En effet, Michèle Créoff, directrice générale adjointe au conseil départemental du Val-de-Marne explique que « le malentendu sur la définition de la mission de la protection de l’enfance, renvoie à la difficulté de nommer, de décrire ce qui transgresse le consensus sur les comportements familiaux[2]». Nous pouvons entrevoir à nouveau la question de la norme des comportements familiaux et faire le rapprochement avec les conduites des adolescents dits « incasables ». L’exercice n’est certes pas aisé, mais la PDE n’est pas sollicitée pour savoir si manger des frites doit se faire avec les doigts ou avec la fourchette selon les attendus du consensus en vigueur. La PDE intervient lorsque les comportements familiaux ou les conduites des jeunes présentent une menace, un risque, un risque de danger. La mission de protection définit l’action de protéger, c’est-à-dire mettre quelqu’un à l’abri d’un dommage qui pourrait porter préjudice moralement ou corporellement. Au bout du compte, les travailleurs sociaux doivent être en mesure d’identifier, de nommer et décrire le risque avec pour finalité de l’écarter ou le supprimer, en somme de « dérisquer ».

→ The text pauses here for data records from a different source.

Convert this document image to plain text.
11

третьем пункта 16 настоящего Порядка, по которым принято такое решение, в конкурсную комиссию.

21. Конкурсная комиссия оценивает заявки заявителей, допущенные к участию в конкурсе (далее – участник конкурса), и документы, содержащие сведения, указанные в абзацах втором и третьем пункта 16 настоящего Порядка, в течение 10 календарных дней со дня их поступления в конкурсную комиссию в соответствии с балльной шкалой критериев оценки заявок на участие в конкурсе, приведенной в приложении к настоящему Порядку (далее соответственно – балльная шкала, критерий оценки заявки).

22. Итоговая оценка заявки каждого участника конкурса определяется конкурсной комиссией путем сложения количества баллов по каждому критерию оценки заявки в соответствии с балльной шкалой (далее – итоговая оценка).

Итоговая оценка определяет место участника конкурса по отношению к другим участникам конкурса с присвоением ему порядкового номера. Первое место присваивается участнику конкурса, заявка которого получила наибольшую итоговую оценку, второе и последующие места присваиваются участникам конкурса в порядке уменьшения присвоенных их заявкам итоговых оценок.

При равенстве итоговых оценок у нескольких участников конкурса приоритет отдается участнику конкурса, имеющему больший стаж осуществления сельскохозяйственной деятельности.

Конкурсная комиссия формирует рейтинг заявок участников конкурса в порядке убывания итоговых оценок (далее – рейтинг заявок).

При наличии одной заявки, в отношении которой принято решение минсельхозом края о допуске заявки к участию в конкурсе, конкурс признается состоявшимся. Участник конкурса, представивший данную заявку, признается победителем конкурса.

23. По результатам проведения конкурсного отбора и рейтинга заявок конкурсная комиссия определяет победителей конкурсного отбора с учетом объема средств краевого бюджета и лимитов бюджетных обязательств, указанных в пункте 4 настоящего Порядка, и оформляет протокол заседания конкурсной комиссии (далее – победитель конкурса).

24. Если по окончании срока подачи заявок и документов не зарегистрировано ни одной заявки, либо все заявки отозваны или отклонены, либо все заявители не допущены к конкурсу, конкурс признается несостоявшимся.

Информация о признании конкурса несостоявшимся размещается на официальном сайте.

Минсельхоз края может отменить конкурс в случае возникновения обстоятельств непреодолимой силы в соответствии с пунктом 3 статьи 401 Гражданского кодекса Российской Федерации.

Une fois de plus, cette notion de « danger » ou de « risque de danger » semble, dans notre secteur, pourtant « spécialiste de la prévention et de la protection » et normalement suffisamment averti dans ce domaine, relativement gêné dans les entournures alors même que la dangerosité détermine le parcours du mineur au sein des dispositifs.
Les chiffres de la DRESS 2015-2016 indiquent, en effet, que les 11-18 ans représentent 53% des mineurs placés (hors placements directs). Ces adolescents confiés à la PDE sont le plus souvent en danger ou en risque car leurs conditions imposent souvent une mesure judiciaire, de type AEMO, PAD ou foyer.

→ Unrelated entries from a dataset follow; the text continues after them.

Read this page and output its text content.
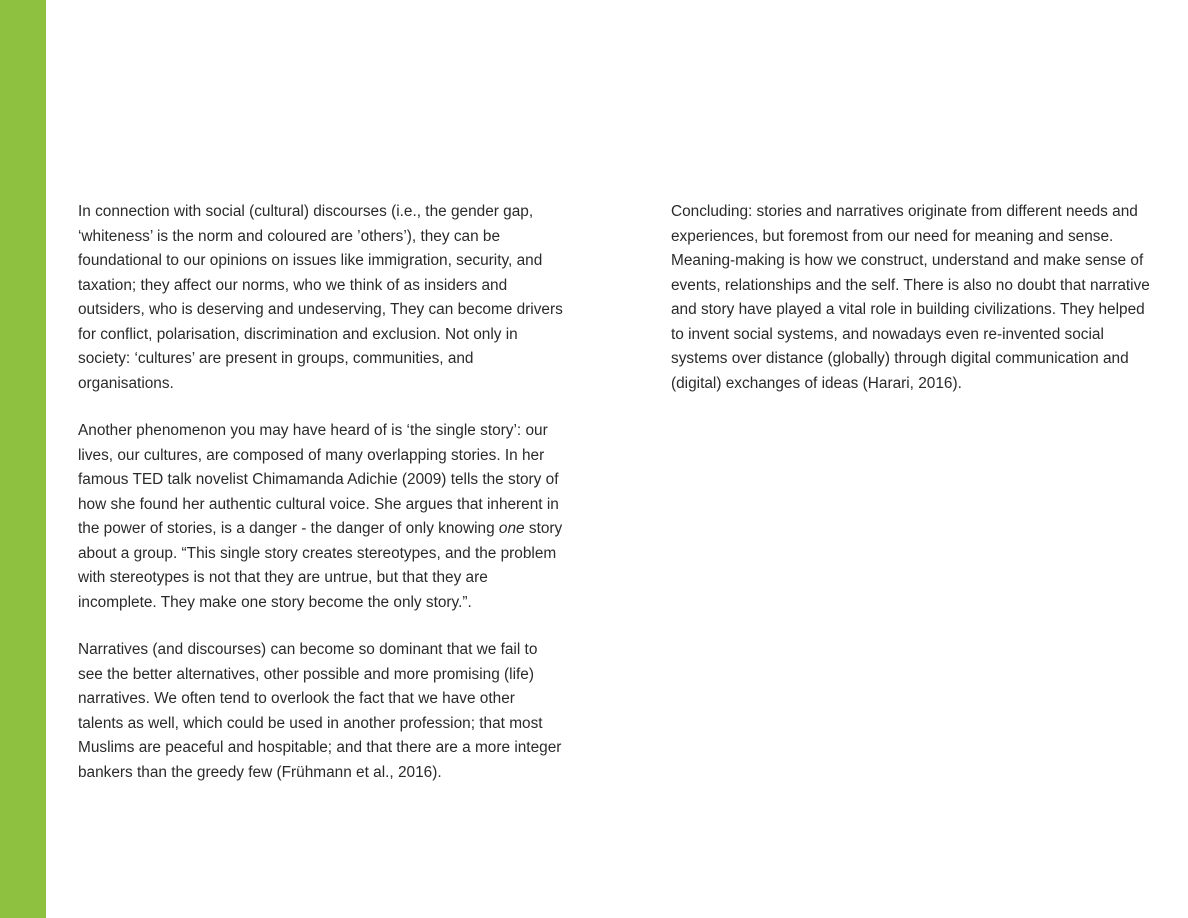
In connection with social (cultural) discourses (i.e., the gender gap, ‘whiteness’ is the norm and coloured are ’others’), they can be foundational to our opinions on issues like immigration, security, and taxation; they affect our norms, who we think of as insiders and outsiders, who is deserving and undeserving, They can become drivers for conflict, polarisation, discrimination and exclusion. Not only in society: ‘cultures’ are present in groups, communities, and organisations.

Another phenomenon you may have heard of is ‘the single story’: our lives, our cultures, are composed of many overlapping stories. In her famous TED talk novelist Chimamanda Adichie (2009) tells the story of how she found her authentic cultural voice. She argues that inherent in the power of stories, is a danger - the danger of only knowing one story about a group. “This single story creates stereotypes, and the problem with stereotypes is not that they are untrue, but that they are incomplete. They make one story become the only story.”.

Narratives (and discourses) can become so dominant that we fail to see the better alternatives, other possible and more promising (life) narratives. We often tend to overlook the fact that we have other talents as well, which could be used in another profession; that most Muslims are peaceful and hospitable; and that there are a more integer bankers than the greedy few (Frühmann et al., 2016).

Concluding: stories and narratives originate from different needs and experiences, but foremost from our need for meaning and sense. Meaning-making is how we construct, understand and make sense of events, relationships and the self. There is also no doubt that narrative and story have played a vital role in building civilizations. They helped to invent social systems, and nowadays even re-invented social systems over distance (globally) through digital communication and (digital) exchanges of ideas (Harari, 2016).
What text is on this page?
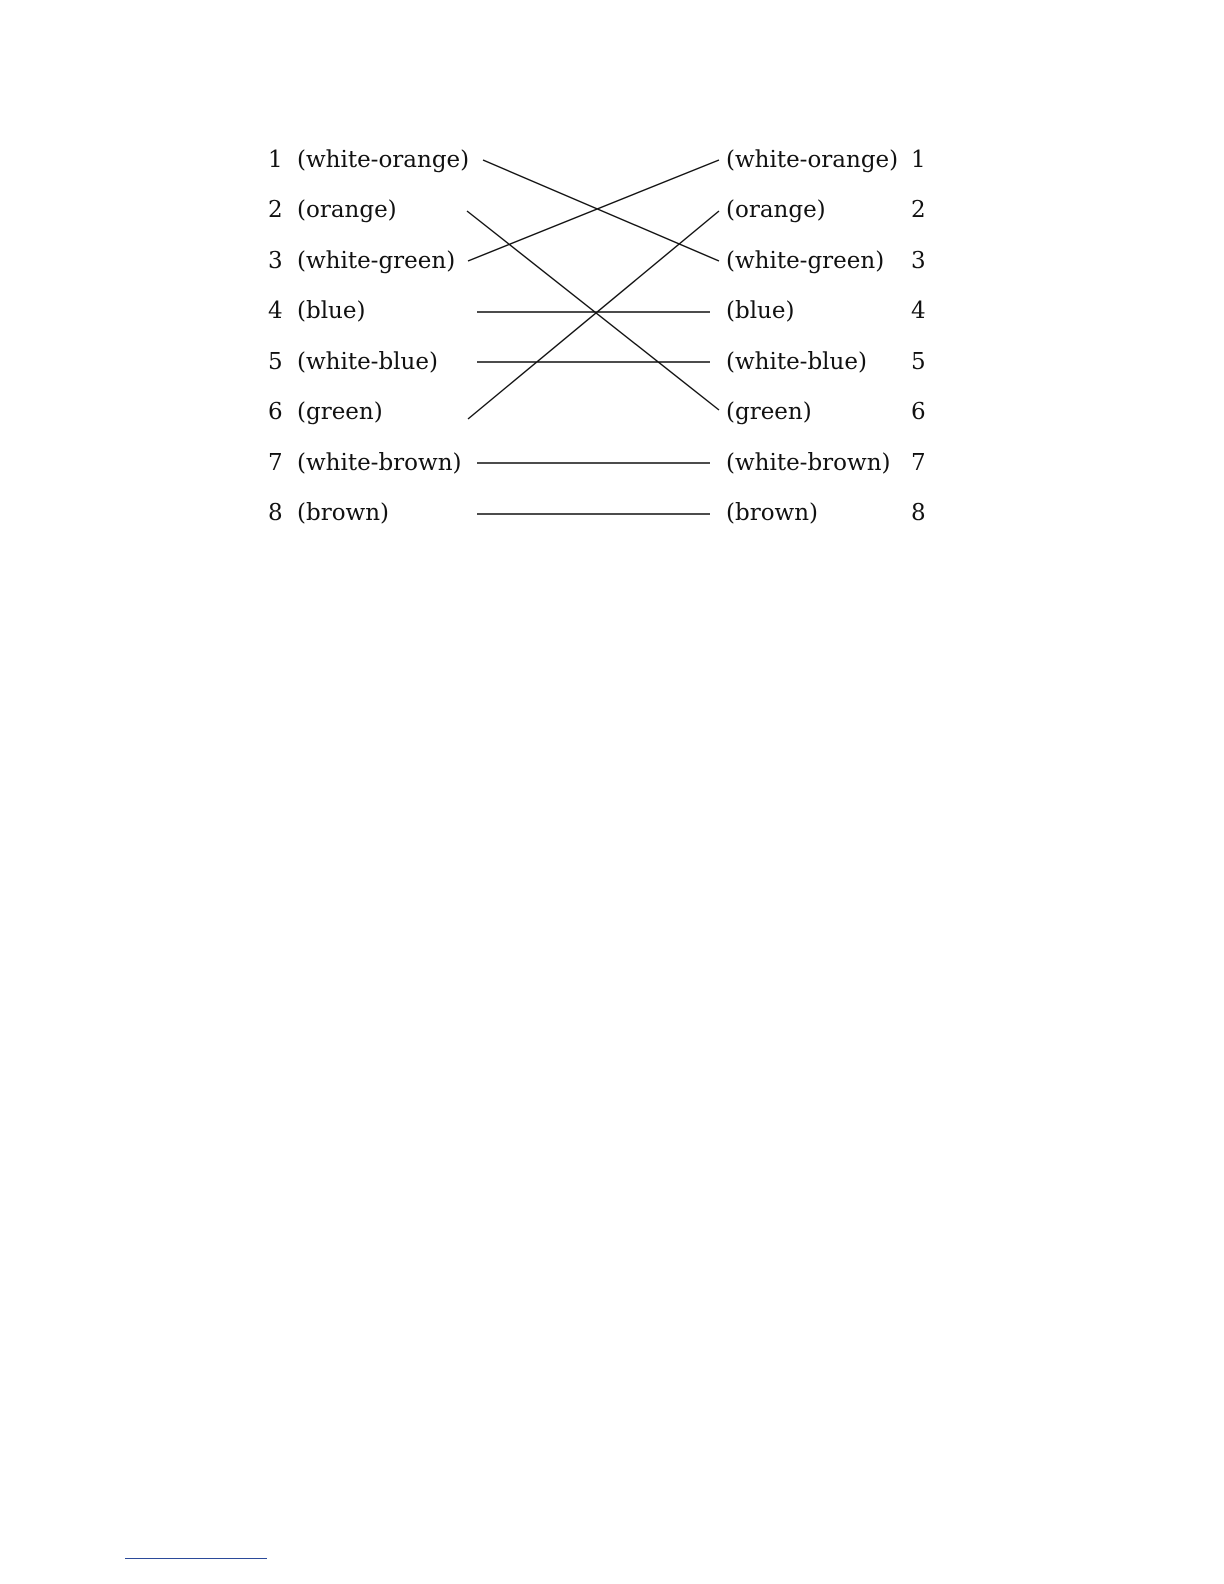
1 (white-orange)
2 (orange)
3 (white-green)
4 (blue)
5 (white-blue)
6 (green)
7 (white-brown)
8 (brown)
(white-orange) 1
(orange)	2
(white-green) 3
(blue)	4
(white-blue) 5
(green)	6
(white-brown) 7
(brown)	8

Selon l’ONPE, le nombre de mineurs pris en charge par la protection de l’enfance est estimé, en 2016, à 295 357 sur la France entière. Cet observatoire est en charge notamment « du recueil et à l’analyse des données et des études concernant la protection de l’enfant […] à l’amélioration de la connaissance des phénomènes de mise en danger des mineurs… [3]».
Dans son onzième rapport, l’ONPE s’interroge sur les données chiffrées en protection de l’enfance concernant les enfants victimes de violences et de négligences, les enfants en situation de danger (ou de risque de danger), et ceux bénéficiant d’une mesure de protection. L’étude nous révèle en définitive que les obstacles sont nombreux pour recenser et expliquer les données chiffrées car elles dépendent d’une multiplicité des méthodes utilisées et d’une absence de mesure standardisée.
Un déficit qui nous conduit à avancer les yeux fermés à tel point qu’une note d’actualité toujours du même observatoire datant de 2020 constate « qu’aucun recensement des décès par mort violente au sein de la famille n’existe à ce jour contrairement à d’autres pays [4]», c’est-à-dire que même dans le cadre d’infanticide, les données statistiques reposent sur une estimation du nombre enregistré par les forces de sécurité.
Autrement dit, la réalisation d’indicateurs, d’outils statistiques pertinents et homogènes, en mesure d’orienter les politiques publiques de la protection de l’enfance peine à émerger à cause d’une carence statistique.
L’ONPE souligne également que les concepts « de violences et négligences, mauvais traitement, maltraitance, (risque de) danger, protection de l’enfance sont régulièrement utilisés sans pour autant être définis[5]». Et dans le cas ou une définition est présentée, elle varie en fonction du champ disciplinaire et se heurte à la désignation du phénomène et de la population impliquée. Ces différents termes ne peuvent donc pas se constituer en un socle unanime, se partager entre les acteurs de la PDE. Le dénominateur commun entre ces différents concepts ne serait-il pas le danger ? Des violences physiques ou psychologiques, des négligences éducatives, des mauvais traitements (maltraitance) ne font-ils pas appel à une logique de dangerosité ? Le risque/danger ne serait-il pas la valeur absolue qui englobe les autres concepts ? Le risque ou le danger doivent-ils définir un phénomène ou les phénomènes doivent-ils qualifier un danger réel ou potentiel ?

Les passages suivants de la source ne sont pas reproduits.